Amusing, perceptive and full of surprises, B.J. Novak’s directorial debut “Vengeance” (opening Friday) weaves familiar tropes—the culture-clash comedy, the true-crime mystery, the road-to-redemption narrative—into a meta-critique of these very concepts. If this adventurous and idea-packed film can be faulted for anything, it’s having its comic-thriller cake and eating it too.
Novak, who also wrote the screenplay, stars as Ben Manalowitz, a New Yorker writer, social critic and general embodiment of the East Coast elite. When, in an early scene, he complains to his editor (a delightful Issa Rae) that he’s feeling creatively flummoxed in his pursuit of a zeitgeist-capturing podcast, his malaise is certainly a first-world problem.

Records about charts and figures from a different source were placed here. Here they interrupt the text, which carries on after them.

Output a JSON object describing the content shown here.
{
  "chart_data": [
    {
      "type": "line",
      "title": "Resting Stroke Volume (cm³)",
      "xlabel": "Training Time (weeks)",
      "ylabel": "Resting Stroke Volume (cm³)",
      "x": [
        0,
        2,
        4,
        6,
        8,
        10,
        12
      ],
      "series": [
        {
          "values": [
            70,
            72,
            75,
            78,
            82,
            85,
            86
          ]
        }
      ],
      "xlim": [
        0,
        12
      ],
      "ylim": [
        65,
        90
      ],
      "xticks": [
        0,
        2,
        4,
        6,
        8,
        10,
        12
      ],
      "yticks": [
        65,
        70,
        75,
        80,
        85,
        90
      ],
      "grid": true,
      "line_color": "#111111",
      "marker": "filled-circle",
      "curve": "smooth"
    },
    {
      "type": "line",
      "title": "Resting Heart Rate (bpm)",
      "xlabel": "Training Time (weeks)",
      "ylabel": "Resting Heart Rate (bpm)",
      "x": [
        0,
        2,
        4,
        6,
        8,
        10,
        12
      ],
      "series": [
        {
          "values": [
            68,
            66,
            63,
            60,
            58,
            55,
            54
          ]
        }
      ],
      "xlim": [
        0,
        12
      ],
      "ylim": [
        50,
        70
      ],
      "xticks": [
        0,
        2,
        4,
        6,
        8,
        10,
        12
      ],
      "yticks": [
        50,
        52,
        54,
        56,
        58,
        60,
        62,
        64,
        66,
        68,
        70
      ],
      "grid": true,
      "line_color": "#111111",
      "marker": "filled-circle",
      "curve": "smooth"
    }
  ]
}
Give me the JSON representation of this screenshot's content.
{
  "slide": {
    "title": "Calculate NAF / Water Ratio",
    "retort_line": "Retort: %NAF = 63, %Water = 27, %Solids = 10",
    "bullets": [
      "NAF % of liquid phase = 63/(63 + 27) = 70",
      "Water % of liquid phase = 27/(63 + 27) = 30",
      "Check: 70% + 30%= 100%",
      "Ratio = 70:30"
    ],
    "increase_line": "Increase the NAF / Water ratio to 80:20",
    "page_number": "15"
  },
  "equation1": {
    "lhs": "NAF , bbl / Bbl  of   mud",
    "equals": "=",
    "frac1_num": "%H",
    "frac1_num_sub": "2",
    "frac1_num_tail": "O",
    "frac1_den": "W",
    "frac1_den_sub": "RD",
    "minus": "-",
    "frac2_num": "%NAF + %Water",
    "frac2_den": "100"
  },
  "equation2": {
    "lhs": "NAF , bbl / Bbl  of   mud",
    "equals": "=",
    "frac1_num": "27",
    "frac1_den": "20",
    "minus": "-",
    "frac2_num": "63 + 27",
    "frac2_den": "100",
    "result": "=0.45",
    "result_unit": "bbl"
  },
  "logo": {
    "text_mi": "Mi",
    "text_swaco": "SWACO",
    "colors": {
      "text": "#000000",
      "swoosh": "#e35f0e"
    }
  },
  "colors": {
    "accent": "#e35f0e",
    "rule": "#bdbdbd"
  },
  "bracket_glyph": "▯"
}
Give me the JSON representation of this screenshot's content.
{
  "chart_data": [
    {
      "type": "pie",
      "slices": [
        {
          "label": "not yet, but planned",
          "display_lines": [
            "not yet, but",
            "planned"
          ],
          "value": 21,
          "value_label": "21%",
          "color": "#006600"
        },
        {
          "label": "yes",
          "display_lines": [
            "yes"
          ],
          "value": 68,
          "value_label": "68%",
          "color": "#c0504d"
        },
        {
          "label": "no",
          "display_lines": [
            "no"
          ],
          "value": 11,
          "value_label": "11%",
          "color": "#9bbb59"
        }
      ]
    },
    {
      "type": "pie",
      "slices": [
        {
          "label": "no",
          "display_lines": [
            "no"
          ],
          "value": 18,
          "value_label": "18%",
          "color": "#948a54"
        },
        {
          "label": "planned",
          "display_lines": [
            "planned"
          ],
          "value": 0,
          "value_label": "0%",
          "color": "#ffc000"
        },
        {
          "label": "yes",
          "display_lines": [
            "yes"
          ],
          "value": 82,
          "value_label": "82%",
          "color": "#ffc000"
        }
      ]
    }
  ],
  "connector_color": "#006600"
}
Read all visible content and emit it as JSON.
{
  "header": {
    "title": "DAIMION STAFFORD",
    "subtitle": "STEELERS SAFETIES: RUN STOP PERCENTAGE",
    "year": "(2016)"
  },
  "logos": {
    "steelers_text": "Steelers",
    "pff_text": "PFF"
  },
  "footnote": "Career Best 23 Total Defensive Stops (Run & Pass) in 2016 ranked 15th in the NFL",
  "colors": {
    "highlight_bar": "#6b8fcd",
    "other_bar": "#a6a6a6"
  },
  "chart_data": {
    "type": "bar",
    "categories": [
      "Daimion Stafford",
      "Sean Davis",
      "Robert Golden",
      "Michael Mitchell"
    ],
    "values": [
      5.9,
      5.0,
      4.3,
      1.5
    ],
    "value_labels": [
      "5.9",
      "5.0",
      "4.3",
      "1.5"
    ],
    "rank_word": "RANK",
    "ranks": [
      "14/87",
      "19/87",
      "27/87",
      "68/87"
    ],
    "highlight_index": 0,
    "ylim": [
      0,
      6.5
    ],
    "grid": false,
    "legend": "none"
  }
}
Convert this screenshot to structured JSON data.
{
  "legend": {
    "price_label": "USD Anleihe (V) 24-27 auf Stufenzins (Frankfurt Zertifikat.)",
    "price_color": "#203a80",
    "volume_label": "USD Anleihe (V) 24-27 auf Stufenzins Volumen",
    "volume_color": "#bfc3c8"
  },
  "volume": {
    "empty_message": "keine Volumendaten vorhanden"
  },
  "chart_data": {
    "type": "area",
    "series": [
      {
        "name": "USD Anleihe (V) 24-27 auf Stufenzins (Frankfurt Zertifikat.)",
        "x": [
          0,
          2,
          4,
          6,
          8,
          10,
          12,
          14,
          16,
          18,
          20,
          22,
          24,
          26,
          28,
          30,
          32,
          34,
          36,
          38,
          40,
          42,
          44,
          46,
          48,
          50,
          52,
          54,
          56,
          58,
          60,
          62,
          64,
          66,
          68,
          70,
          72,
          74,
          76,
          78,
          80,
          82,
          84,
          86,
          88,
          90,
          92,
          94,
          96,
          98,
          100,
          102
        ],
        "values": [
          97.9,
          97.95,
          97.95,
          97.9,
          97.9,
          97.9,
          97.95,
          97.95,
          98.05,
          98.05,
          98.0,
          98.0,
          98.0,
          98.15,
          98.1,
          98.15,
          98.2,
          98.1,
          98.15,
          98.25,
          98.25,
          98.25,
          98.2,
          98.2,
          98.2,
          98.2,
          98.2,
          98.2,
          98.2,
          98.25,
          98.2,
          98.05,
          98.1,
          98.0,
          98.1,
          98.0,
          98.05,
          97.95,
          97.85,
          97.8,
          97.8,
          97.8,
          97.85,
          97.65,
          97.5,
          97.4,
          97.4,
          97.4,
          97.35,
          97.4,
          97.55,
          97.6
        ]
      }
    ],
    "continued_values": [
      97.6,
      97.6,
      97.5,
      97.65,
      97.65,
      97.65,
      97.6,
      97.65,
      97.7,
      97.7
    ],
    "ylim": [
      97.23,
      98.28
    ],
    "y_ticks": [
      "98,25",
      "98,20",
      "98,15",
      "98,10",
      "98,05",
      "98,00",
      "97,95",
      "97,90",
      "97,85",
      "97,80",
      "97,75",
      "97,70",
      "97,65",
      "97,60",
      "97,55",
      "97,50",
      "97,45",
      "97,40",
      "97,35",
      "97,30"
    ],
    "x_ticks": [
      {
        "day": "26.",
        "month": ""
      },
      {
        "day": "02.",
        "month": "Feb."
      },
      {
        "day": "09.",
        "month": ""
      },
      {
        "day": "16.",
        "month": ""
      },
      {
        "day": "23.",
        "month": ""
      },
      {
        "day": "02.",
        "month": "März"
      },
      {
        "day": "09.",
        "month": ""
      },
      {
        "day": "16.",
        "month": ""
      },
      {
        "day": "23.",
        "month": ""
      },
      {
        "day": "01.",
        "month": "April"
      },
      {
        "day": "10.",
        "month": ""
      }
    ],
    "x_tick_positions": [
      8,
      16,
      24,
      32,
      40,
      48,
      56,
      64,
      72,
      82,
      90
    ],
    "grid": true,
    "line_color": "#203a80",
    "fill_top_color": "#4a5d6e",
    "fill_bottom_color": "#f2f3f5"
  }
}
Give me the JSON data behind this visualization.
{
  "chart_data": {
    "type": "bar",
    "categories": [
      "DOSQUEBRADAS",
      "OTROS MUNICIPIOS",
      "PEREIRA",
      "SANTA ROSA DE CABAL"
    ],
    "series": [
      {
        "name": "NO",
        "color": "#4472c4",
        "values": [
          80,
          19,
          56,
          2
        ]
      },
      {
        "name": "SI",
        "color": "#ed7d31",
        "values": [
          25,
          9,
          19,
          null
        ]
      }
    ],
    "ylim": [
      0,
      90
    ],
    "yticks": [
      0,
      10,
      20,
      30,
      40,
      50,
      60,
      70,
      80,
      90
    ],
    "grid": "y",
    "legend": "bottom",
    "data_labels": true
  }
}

Ben is also a proud personification of hookup culture, and “Vengeance” plots a convergence between his sexual pursuits and his professional ambitions. It turns out that Abilene Shaw, a singer from West Texas who tried to make it in the New York music scene—and became one of Ben’s casual conquests in the process—has been found dead from an apparent drug overdose back home. Her brother, Ty (Boyd Holbrook), and her family have reason to believe Ben meant far more to Abilene than a night or two of drinks and sex. Ty ropes Ben into flying into Texas for Abilene’s funeral, and he convinces him to help avenge what he believes is Abilene’s “murder.”
This, Ben discovers, could be the podcast he’s been waiting for: a spin on the “dead white girl” true-crime procedural whose subtext is the stubborn, conspiratorial mythos of rural America in 2021. As Ben gamely tries to unravel what may or may not be his hookup’s mysterious passing, he interviews locals both in and outside of Abilene’s immediate circle, including her pugnacious grandmother (a wonderful Louanne Stephens) and her record producer (a scene-stealing Ashton Kutcher), whose philosophical insights belie his hillbilly environs.
This is one of the most likable aspects of “Vengeance:” the extent to which Ben’s instinctual judgments about the God-fearing, family-first, Second Amendment-espousing people of West Texas dissolve when he actually gets to know them. The “characters” of his podcast, initially conceived as fodder for his lazy big-city prejudices, take on dimensions. In the spirit of many a great mystery, everything is a hall of mirrors and nobody is as they seem. “Vengeance” ranks alongside Richard Linklater’s “Bernie,” another crime tale with a lot more on its mind, as a dark comedy that tries to understand contemporary Texas in all of its contradictions.
Admittedly, “Vengeance” follows a fairly schematic plot arc, and its conclusions are presented didactically. As a screenwriter, Novak has a pedant’s tendency to express every idea verbally, even the ones that might be better left unspoken. But this is an ambitious and postmodern film, one that grows headier as it moves along. Its ultimate target is not the buried secrets behind an ingénue’s death—and there are some—but the exploitation embedded in this quest. The movie deconstructs and skewers the very process it presents for our entertainment, a have-it-both-ways copout that would be more egregious if its takeaways, and takedowns, weren’t so persuasive and necessary.
For all its reaching across cultural aisles for a shared humanity, “Vengeance” is ultimately a cynical film for a cynical age. In this regard, Novak, if not Ben, has found his zeitgeist-capturing art.
“Vengeance” opens Friday at Cinemark Palace 20 and Regal Shadowood in Boca Raton, among other area theaters.